Alberto Garrandés cierra la piel para que el cuerpo se realice, se alce a un grado donde las sensaciones no la tocan.

Si en el degradado del “cuerpo-escritura” de la portada y las imágenes interiores se amplía esa noción del cuerpo como objeto que asume su identidad en el trazo, es la piel la base de todo su lenguaje. La piel inmudable, que será “lavada”, limpiada en el regreso a su original coloratura.

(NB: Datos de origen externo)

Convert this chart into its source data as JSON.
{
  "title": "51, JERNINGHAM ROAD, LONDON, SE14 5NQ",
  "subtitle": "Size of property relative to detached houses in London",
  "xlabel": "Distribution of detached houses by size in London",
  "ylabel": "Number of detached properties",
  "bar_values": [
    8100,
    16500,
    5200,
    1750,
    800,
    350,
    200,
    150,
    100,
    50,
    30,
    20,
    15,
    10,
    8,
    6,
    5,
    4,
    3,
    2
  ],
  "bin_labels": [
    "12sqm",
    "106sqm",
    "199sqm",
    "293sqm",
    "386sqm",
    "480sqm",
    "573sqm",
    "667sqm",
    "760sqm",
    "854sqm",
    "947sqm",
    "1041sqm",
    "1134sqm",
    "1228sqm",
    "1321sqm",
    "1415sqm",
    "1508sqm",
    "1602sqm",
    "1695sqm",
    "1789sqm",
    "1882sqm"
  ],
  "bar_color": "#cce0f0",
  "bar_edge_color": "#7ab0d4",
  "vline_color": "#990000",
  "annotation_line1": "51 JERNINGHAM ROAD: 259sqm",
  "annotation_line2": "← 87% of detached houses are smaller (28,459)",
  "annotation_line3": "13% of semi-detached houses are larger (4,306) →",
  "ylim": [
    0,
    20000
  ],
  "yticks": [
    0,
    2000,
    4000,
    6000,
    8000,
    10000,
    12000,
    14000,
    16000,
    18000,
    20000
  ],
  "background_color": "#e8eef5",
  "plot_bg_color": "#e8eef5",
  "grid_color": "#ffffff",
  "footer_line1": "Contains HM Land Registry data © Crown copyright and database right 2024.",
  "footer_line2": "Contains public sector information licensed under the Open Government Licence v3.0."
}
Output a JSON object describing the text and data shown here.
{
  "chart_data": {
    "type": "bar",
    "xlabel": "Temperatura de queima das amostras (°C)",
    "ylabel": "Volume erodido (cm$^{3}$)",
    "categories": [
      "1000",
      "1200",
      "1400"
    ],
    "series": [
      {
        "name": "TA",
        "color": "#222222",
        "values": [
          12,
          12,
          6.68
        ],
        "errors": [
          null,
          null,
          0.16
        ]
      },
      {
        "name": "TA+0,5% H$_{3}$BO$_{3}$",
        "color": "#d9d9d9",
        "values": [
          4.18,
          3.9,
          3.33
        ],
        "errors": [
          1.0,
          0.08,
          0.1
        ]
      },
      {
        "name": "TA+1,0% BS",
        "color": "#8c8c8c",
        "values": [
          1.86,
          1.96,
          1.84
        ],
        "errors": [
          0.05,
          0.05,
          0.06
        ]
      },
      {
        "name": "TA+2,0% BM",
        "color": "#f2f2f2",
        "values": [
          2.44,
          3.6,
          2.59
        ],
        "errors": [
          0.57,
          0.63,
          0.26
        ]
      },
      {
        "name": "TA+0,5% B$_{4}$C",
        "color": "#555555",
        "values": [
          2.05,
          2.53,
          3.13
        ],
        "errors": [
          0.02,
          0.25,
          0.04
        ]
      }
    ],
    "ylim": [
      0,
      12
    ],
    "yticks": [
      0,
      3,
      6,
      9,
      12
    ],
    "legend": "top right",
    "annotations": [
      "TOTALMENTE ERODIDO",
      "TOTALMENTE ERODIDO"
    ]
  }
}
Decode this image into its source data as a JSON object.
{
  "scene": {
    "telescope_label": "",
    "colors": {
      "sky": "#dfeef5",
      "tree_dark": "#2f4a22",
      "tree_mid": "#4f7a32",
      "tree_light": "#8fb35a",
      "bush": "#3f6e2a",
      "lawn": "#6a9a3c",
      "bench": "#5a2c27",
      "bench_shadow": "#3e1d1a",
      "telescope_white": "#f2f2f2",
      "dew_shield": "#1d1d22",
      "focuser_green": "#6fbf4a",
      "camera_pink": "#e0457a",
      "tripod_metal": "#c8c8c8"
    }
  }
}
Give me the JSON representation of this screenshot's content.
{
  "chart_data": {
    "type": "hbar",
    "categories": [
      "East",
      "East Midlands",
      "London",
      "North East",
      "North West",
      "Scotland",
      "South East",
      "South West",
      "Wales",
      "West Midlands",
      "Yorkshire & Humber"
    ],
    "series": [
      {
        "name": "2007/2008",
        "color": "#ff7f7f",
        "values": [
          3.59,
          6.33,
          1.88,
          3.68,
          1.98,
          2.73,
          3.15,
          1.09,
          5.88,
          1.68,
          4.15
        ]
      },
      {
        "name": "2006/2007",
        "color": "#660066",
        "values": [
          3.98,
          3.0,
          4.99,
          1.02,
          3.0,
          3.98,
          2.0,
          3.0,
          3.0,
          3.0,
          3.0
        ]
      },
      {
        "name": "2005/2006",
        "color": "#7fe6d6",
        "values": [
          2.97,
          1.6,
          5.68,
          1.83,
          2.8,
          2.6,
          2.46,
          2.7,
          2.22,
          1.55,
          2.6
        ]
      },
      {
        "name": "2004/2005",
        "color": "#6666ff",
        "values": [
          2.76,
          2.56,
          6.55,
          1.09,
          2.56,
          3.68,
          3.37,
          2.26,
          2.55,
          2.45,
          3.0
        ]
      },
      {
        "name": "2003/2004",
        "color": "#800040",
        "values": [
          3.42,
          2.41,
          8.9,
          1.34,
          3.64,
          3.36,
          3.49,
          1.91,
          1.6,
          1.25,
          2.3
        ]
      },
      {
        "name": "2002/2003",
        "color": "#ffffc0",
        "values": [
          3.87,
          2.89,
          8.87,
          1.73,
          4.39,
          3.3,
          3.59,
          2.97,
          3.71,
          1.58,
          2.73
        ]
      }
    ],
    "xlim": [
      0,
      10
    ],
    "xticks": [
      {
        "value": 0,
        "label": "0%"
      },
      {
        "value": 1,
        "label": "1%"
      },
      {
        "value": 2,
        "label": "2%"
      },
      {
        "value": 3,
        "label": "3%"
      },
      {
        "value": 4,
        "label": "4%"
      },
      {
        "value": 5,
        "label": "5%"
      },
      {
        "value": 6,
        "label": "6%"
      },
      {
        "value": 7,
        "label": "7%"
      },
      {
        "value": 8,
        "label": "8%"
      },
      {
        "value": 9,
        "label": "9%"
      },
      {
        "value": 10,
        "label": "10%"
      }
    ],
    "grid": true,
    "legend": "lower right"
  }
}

Es importante notar que la escritura sobre la piel permite una redondez imposible de alcanzar en otro espacio. La monumentalidad, deformación, irritabilidad, tez, vellosidad, el desconcierto de la piel, la hacen irrepetible.

Luego, quedan los pormenores al entrar en el “territorio del sexo”. La amplitud que A. G. propone sobre el performance íntimo cuando trata de alcanzar zonas aprehendidas en la meditación. Ciertamente Body Art continúa la estela en estilo y fuerza de la escritura corporal de Alberto Garrandés, pero es que esta vez no es el punto la acrobacia que puede realizarse, ni sus permutaciones, ni sus ausencias, sino una certeza de legado, una impresión de testamento.